The ancient Babylonians are responsible for the birth of astrology. Religious priests sought help and guidance from the heavens in an attempt to determine the imminent fate of royal families and the empires they ruled over. During the 2nd millennium BC, these Babylonian priests reasoned that each planet in the solar system was under the reign of an individual God who influenced social interactions, daily encounters, and casual affairs on Earth.
The Babylonians then invented the Zodiac, dividing the heavens into 36 sections that correlated with specific stars and identified constellations. These 26 sections were eventually reduced to 12, which is closely related to the Zodiac wheel modern society refers to today. The first documented (or known) horoscope is kept at Oxford University and dates back to 410 BC.According to the stars and the planets’ alignments, horoscopes were invented and written on clay tablets with cuneiform letters and characters. These clay tablets were inscribed at the moment of a baby’s birth and detail the exact positions of the planets, as well as the effect these positions will have on the newborn for the entirety of their life.

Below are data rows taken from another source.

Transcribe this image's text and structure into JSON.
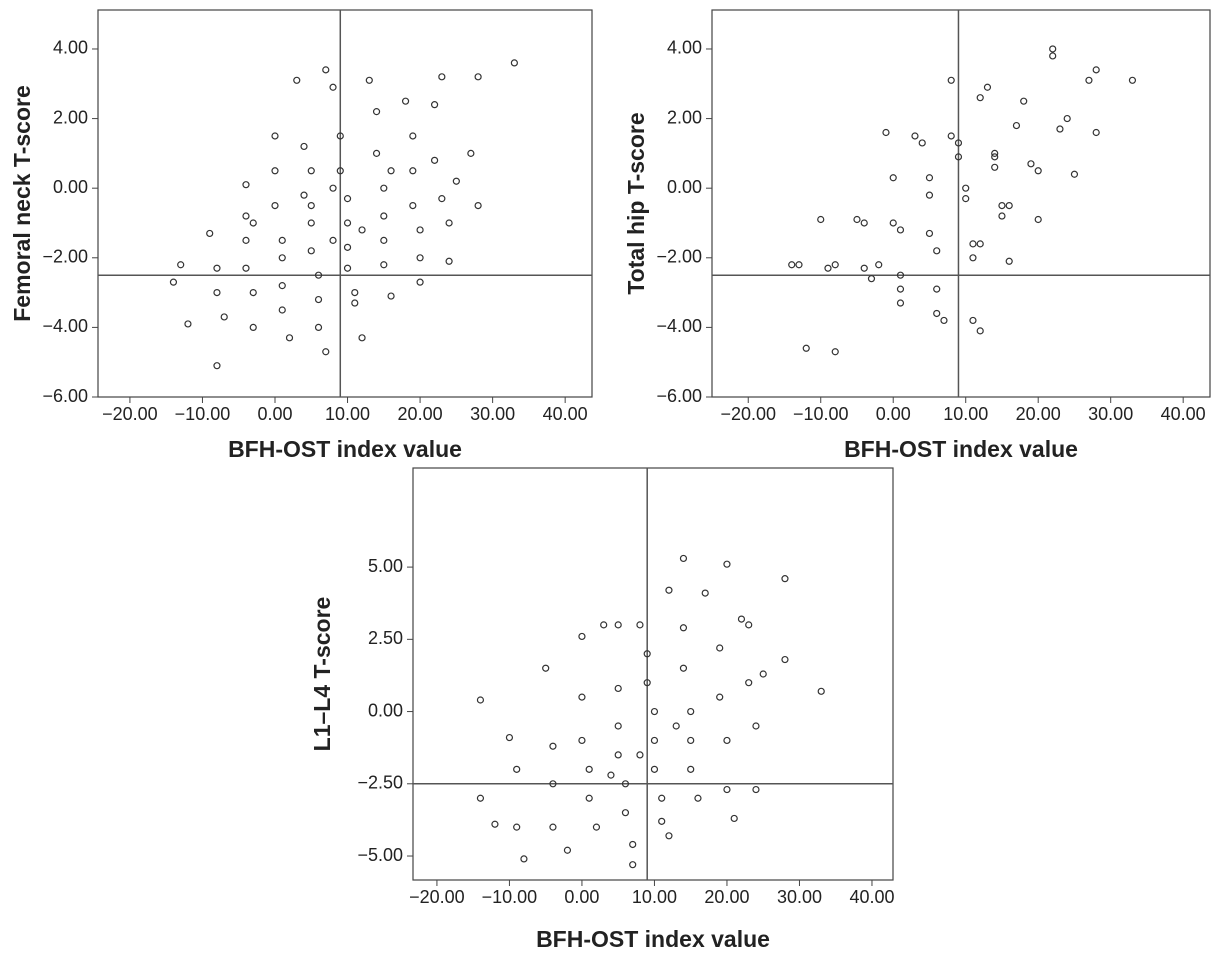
{
  "chart_data": [
    {
      "type": "scatter",
      "xlabel": "BFH-OST index value",
      "ylabel": "Femoral neck T-score",
      "color": "#333333",
      "xlim": [
        -24.4,
        43.7
      ],
      "ylim": [
        -6,
        5.12
      ],
      "xline": 9,
      "yline": -2.5,
      "xticks": [
        {
          "value": -20,
          "label": "−20.00"
        },
        {
          "value": -10,
          "label": "−10.00"
        },
        {
          "value": 0,
          "label": "0.00"
        },
        {
          "value": 10,
          "label": "10.00"
        },
        {
          "value": 20,
          "label": "20.00"
        },
        {
          "value": 30,
          "label": "30.00"
        },
        {
          "value": 40,
          "label": "40.00"
        }
      ],
      "yticks": [
        {
          "value": -6,
          "label": "−6.00"
        },
        {
          "value": -4,
          "label": "−4.00"
        },
        {
          "value": -2,
          "label": "−2.00"
        },
        {
          "value": 0,
          "label": "0.00"
        },
        {
          "value": 2,
          "label": "2.00"
        },
        {
          "value": 4,
          "label": "4.00"
        }
      ],
      "x": [
        -14,
        -13,
        -12,
        -9,
        -8,
        -8,
        -8,
        -7,
        -4,
        -4,
        -4,
        -4,
        -3,
        -3,
        -3,
        0,
        0,
        0,
        1,
        1,
        1,
        1,
        2,
        3,
        4,
        5,
        5,
        5,
        5,
        6,
        6,
        6,
        7,
        7,
        8,
        8,
        9,
        9,
        10,
        10,
        10,
        10,
        11,
        11,
        12,
        13,
        14,
        14,
        15,
        15,
        15,
        15,
        16,
        18,
        19,
        19,
        19,
        20,
        20,
        20,
        22,
        22,
        23,
        23,
        24,
        24,
        25,
        28,
        28,
        33,
        27,
        12,
        8,
        4,
        16
      ],
      "values": [
        -2.7,
        -2.2,
        -3.9,
        -1.3,
        -2.3,
        -3,
        -5.1,
        -3.7,
        0.1,
        -0.8,
        -1.5,
        -2.3,
        -3,
        -4,
        -1,
        1.5,
        0.5,
        -0.5,
        -1.5,
        -2,
        -2.8,
        -3.5,
        -4.3,
        3.1,
        1.2,
        0.5,
        -0.5,
        -1,
        -1.8,
        -2.5,
        -3.2,
        -4,
        -4.7,
        3.4,
        2.9,
        0,
        1.5,
        0.5,
        -0.3,
        -1,
        -1.7,
        -2.3,
        -3,
        -3.3,
        -4.3,
        3.1,
        2.2,
        1,
        0,
        -0.8,
        -1.5,
        -2.2,
        -3.1,
        2.5,
        1.5,
        0.5,
        -0.5,
        -1.2,
        -2,
        -2.7,
        2.4,
        0.8,
        3.2,
        -0.3,
        -1,
        -2.1,
        0.2,
        3.2,
        -0.5,
        3.6,
        1.0,
        -1.2,
        -1.5,
        -0.2,
        0.5
      ]
    },
    {
      "type": "scatter",
      "xlabel": "BFH-OST index value",
      "ylabel": "Total hip T-score",
      "color": "#333333",
      "xlim": [
        -25,
        43.7
      ],
      "ylim": [
        -6,
        5.12
      ],
      "xline": 9,
      "yline": -2.5,
      "xticks": [
        {
          "value": -20,
          "label": "−20.00"
        },
        {
          "value": -10,
          "label": "−10.00"
        },
        {
          "value": 0,
          "label": "0.00"
        },
        {
          "value": 10,
          "label": "10.00"
        },
        {
          "value": 20,
          "label": "20.00"
        },
        {
          "value": 30,
          "label": "30.00"
        },
        {
          "value": 40,
          "label": "40.00"
        }
      ],
      "yticks": [
        {
          "value": -6,
          "label": "−6.00"
        },
        {
          "value": -4,
          "label": "−4.00"
        },
        {
          "value": -2,
          "label": "−2.00"
        },
        {
          "value": 0,
          "label": "0.00"
        },
        {
          "value": 2,
          "label": "2.00"
        },
        {
          "value": 4,
          "label": "4.00"
        }
      ],
      "x": [
        -14,
        -13,
        -12,
        -10,
        -9,
        -8,
        -8,
        -5,
        -4,
        -4,
        -3,
        -2,
        -1,
        0,
        0,
        1,
        1,
        1,
        1,
        3,
        4,
        5,
        5,
        5,
        6,
        6,
        6,
        7,
        8,
        8,
        9,
        9,
        10,
        10,
        11,
        11,
        11,
        12,
        12,
        13,
        14,
        14,
        15,
        15,
        16,
        17,
        18,
        19,
        20,
        20,
        22,
        22,
        23,
        24,
        25,
        28,
        28,
        33,
        27,
        12,
        14,
        16
      ],
      "values": [
        -2.2,
        -2.2,
        -4.6,
        -0.9,
        -2.3,
        -2.2,
        -4.7,
        -0.9,
        -1,
        -2.3,
        -2.6,
        -2.2,
        1.6,
        0.3,
        -1,
        -1.2,
        -2.5,
        -2.9,
        -3.3,
        1.5,
        1.3,
        0.3,
        -0.2,
        -1.3,
        -1.8,
        -2.9,
        -3.6,
        -3.8,
        3.1,
        1.5,
        1.3,
        0.9,
        0,
        -0.3,
        -1.6,
        -2,
        -3.8,
        -4.1,
        2.6,
        2.9,
        1,
        0.6,
        -0.5,
        -0.8,
        -2.1,
        1.8,
        2.5,
        0.7,
        0.5,
        -0.9,
        4,
        3.8,
        1.7,
        2,
        0.4,
        3.4,
        1.6,
        3.1,
        3.1,
        -1.6,
        0.9,
        -0.5
      ]
    },
    {
      "type": "scatter",
      "xlabel": "BFH-OST index value",
      "ylabel": "L1–L4 T-score",
      "color": "#333333",
      "xlim": [
        -23.3,
        42.9
      ],
      "ylim": [
        -5.83,
        8.43
      ],
      "xline": 9,
      "yline": -2.5,
      "xticks": [
        {
          "value": -20,
          "label": "−20.00"
        },
        {
          "value": -10,
          "label": "−10.00"
        },
        {
          "value": 0,
          "label": "0.00"
        },
        {
          "value": 10,
          "label": "10.00"
        },
        {
          "value": 20,
          "label": "20.00"
        },
        {
          "value": 30,
          "label": "30.00"
        },
        {
          "value": 40,
          "label": "40.00"
        }
      ],
      "yticks": [
        {
          "value": -5,
          "label": "−5.00"
        },
        {
          "value": -2.5,
          "label": "−2.50"
        },
        {
          "value": 0,
          "label": "0.00"
        },
        {
          "value": 2.5,
          "label": "2.50"
        },
        {
          "value": 5,
          "label": "5.00"
        }
      ],
      "x": [
        -14,
        -14,
        -12,
        -10,
        -9,
        -9,
        -8,
        -5,
        -4,
        -4,
        -4,
        -2,
        0,
        0,
        0,
        1,
        1,
        2,
        3,
        5,
        5,
        5,
        5,
        6,
        6,
        7,
        7,
        8,
        9,
        9,
        10,
        10,
        10,
        11,
        11,
        12,
        12,
        14,
        14,
        14,
        15,
        15,
        15,
        16,
        17,
        19,
        19,
        20,
        20,
        20,
        21,
        22,
        23,
        23,
        24,
        24,
        25,
        28,
        28,
        33,
        8,
        13,
        4
      ],
      "values": [
        0.4,
        -3,
        -3.9,
        -0.9,
        -2,
        -4,
        -5.1,
        1.5,
        -1.2,
        -2.5,
        -4,
        -4.8,
        2.6,
        0.5,
        -1,
        -2,
        -3,
        -4,
        3,
        3,
        0.8,
        -0.5,
        -1.5,
        -2.5,
        -3.5,
        -4.6,
        -5.3,
        3,
        2,
        1,
        0,
        -1,
        -2,
        -3,
        -3.8,
        -4.3,
        4.2,
        5.3,
        2.9,
        1.5,
        0,
        -1,
        -2,
        -3,
        4.1,
        2.2,
        0.5,
        5.1,
        -1,
        -2.7,
        -3.7,
        3.2,
        3,
        1,
        -0.5,
        -2.7,
        1.3,
        4.6,
        1.8,
        0.7,
        -1.5,
        -0.5,
        -2.2
      ]
    }
  ]
}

In 250 BC, the Greeks adopted the concept of astrology from the ancient Babylonians. They developed a use for the star-reading science that surpassed the needs of Kings and their royal courts, reading the future and providing daily horoscopes to ordinary members of society.From this point forward, the Geeks continued to alter the zodiac chart. They arranged the Babylonian priests’ astrological sections into an elongated, complex map of signs, houses, planets, hundreds of variations and rules applied towards determining and publishing zodiac predictions.

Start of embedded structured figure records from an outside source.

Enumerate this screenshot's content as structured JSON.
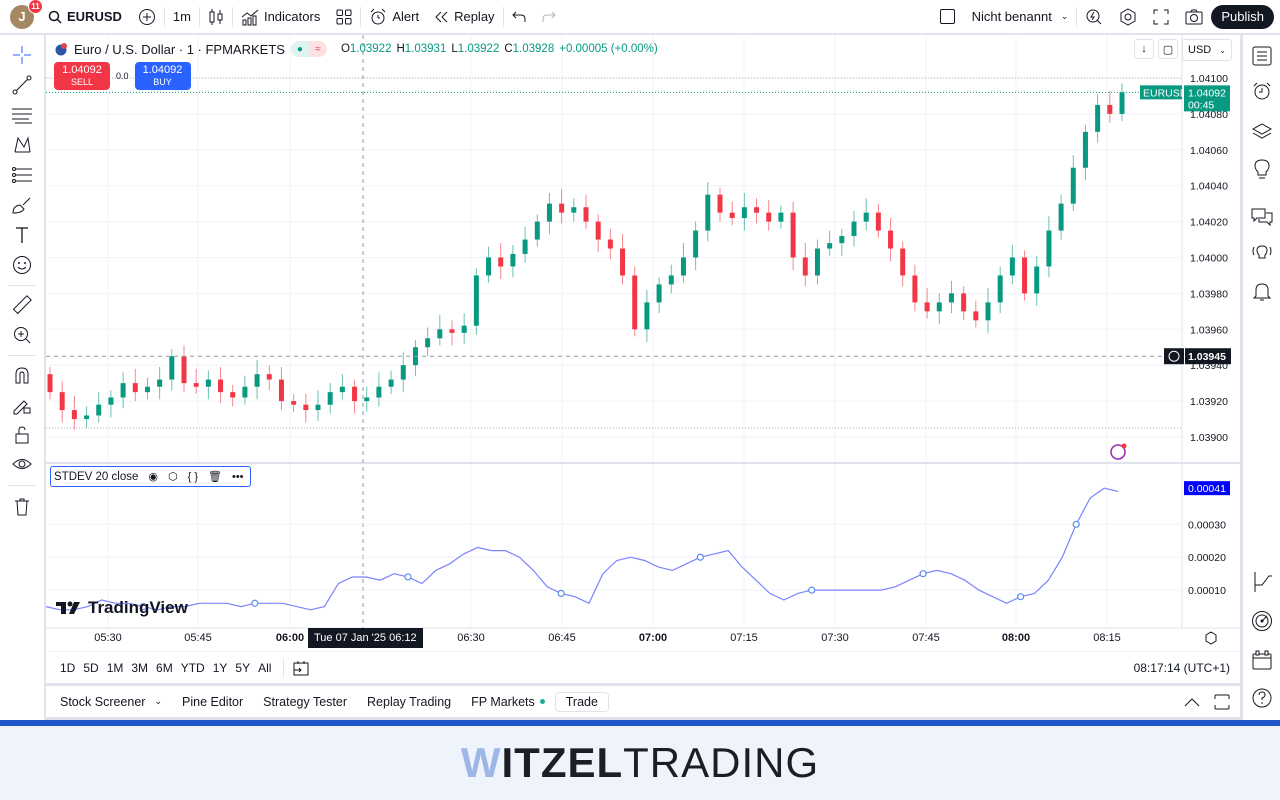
{
  "topbar": {
    "avatar_initial": "J",
    "notification_count": "11",
    "symbol": "EURUSD",
    "interval": "1m",
    "indicators_label": "Indicators",
    "alert_label": "Alert",
    "replay_label": "Replay",
    "layout_name": "Nicht benannt",
    "publish_label": "Publish"
  },
  "legend": {
    "title": "Euro / U.S. Dollar · 1 · FPMARKETS",
    "open_label": "O",
    "open": "1.03922",
    "high_label": "H",
    "high": "1.03931",
    "low_label": "L",
    "low": "1.03922",
    "close_label": "C",
    "close": "1.03928",
    "change": "+0.00005 (+0.00%)"
  },
  "trade": {
    "sell_price": "1.04092",
    "sell_label": "SELL",
    "spread": "0.0",
    "buy_price": "1.04092",
    "buy_label": "BUY"
  },
  "currency": "USD",
  "price_axis": {
    "ticks": [
      "1.04100",
      "1.04080",
      "1.04060",
      "1.04040",
      "1.04020",
      "1.04000",
      "1.03980",
      "1.03960",
      "1.03940",
      "1.03920",
      "1.03900"
    ],
    "last_symbol": "EURUSD",
    "last_price": "1.04092",
    "countdown": "00:45",
    "crosshair_price": "1.03945"
  },
  "indicator": {
    "label": "STDEV 20 close",
    "last_value": "0.00041",
    "ticks": [
      "0.00030",
      "0.00020",
      "0.00010"
    ]
  },
  "time_axis": {
    "ticks": [
      "05:30",
      "05:45",
      "06:00",
      "06:30",
      "06:45",
      "07:00",
      "07:15",
      "07:30",
      "07:45",
      "08:00",
      "08:15"
    ],
    "crosshair_label": "Tue 07 Jan '25   06:12"
  },
  "range_bar": {
    "ranges": [
      "1D",
      "5D",
      "1M",
      "3M",
      "6M",
      "YTD",
      "1Y",
      "5Y",
      "All"
    ],
    "clock": "08:17:14 (UTC+1)"
  },
  "bottom_panel": {
    "tabs": [
      "Stock Screener",
      "Pine Editor",
      "Strategy Tester",
      "Replay Trading",
      "FP Markets",
      "Trade"
    ]
  },
  "watermark": "TradingView",
  "footer": {
    "brand_w": "W",
    "brand_bold": "ITZEL",
    "brand_light": "TRADING"
  },
  "colors": {
    "up": "#089981",
    "down": "#f23645",
    "accent": "#2962ff",
    "stdev_line": "#7b83ff",
    "brand_blue": "#1f57c6"
  },
  "chart_data": {
    "type": "candlestick",
    "symbol": "EURUSD",
    "interval": "1m",
    "ylim": [
      1.03895,
      1.04105
    ],
    "series_close_approx": [
      1.03925,
      1.03915,
      1.0391,
      1.03912,
      1.03918,
      1.03922,
      1.0393,
      1.03925,
      1.03928,
      1.03932,
      1.03945,
      1.0393,
      1.03928,
      1.03932,
      1.03925,
      1.03922,
      1.03928,
      1.03935,
      1.03932,
      1.0392,
      1.03918,
      1.03915,
      1.03918,
      1.03925,
      1.03928,
      1.0392,
      1.03922,
      1.03928,
      1.03932,
      1.0394,
      1.0395,
      1.03955,
      1.0396,
      1.03958,
      1.03962,
      1.0399,
      1.04,
      1.03995,
      1.04002,
      1.0401,
      1.0402,
      1.0403,
      1.04025,
      1.04028,
      1.0402,
      1.0401,
      1.04005,
      1.0399,
      1.0396,
      1.03975,
      1.03985,
      1.0399,
      1.04,
      1.04015,
      1.04035,
      1.04025,
      1.04022,
      1.04028,
      1.04025,
      1.0402,
      1.04025,
      1.04,
      1.0399,
      1.04005,
      1.04008,
      1.04012,
      1.0402,
      1.04025,
      1.04015,
      1.04005,
      1.0399,
      1.03975,
      1.0397,
      1.03975,
      1.0398,
      1.0397,
      1.03965,
      1.03975,
      1.0399,
      1.04,
      1.0398,
      1.03995,
      1.04015,
      1.0403,
      1.0405,
      1.0407,
      1.04085,
      1.0408,
      1.04092
    ],
    "indicator": {
      "name": "STDEV",
      "length": 20,
      "source": "close",
      "last": 0.00041,
      "ylim": [
        0,
        0.00045
      ]
    }
  }
}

Aspects of astrology originated from astronomy; these include the movements and positions of the sun, the moon, the planets, stars, and constellations. The two subject matters were once directly related and over time, they gradually drifted apart based on public or expert opinion. However, astrology still remains dependent on astronomy and the reverse can not be said to be true.
Some of the earliest astrological works uncovered include Jataka Parijata and Sarvartha Chintamani, both remnants of young Hindu astrology. Astrology that ascended from Indian roots is still widely-received, respected, and referred to today in Hindu culture. The earliest and most ancient scriptures are still able to produce accurate predictions and subsequently, have managed to evolve with the modern age. Today’s Western astrology is a diverse combination of the eerie science’s origins; elements from Indian, Chinese, Mayan, and Greek astrology have come together to form the contemporary wheel that sections of the Gregorian calendar into the zodiac signs most mentioned currently.
For those who study astrology, you’re aware of how complex each principle can be. Now, there are multiple levels of the ancient practice that consist of angels, planetary configurations, lunar nodes, transits, and 2nd, 3rd, even 4th houses. A horoscope can simply be applied to each subarea of an individual’s life. Your career, romantic relationships, financial status, and travel destinations are all subject to fate and worthy of a prediction according to astrology. It’s up to the reader to decide whether or not they believe what they’re told.
“Besides the planets, the signs of the zodiac also are offsprings of Chaldean-Babylonian astrology, and six of its original figures still exist to this day. They are the Bull, the Twins, the Lion, the Balance, the Scorpion and the Fishes. Although little is known of their symbolism, it may be surmised that these figures originally were closely connected with earthly affairs.” – K. Seligmann; The History of Magic and the Occult, page 6.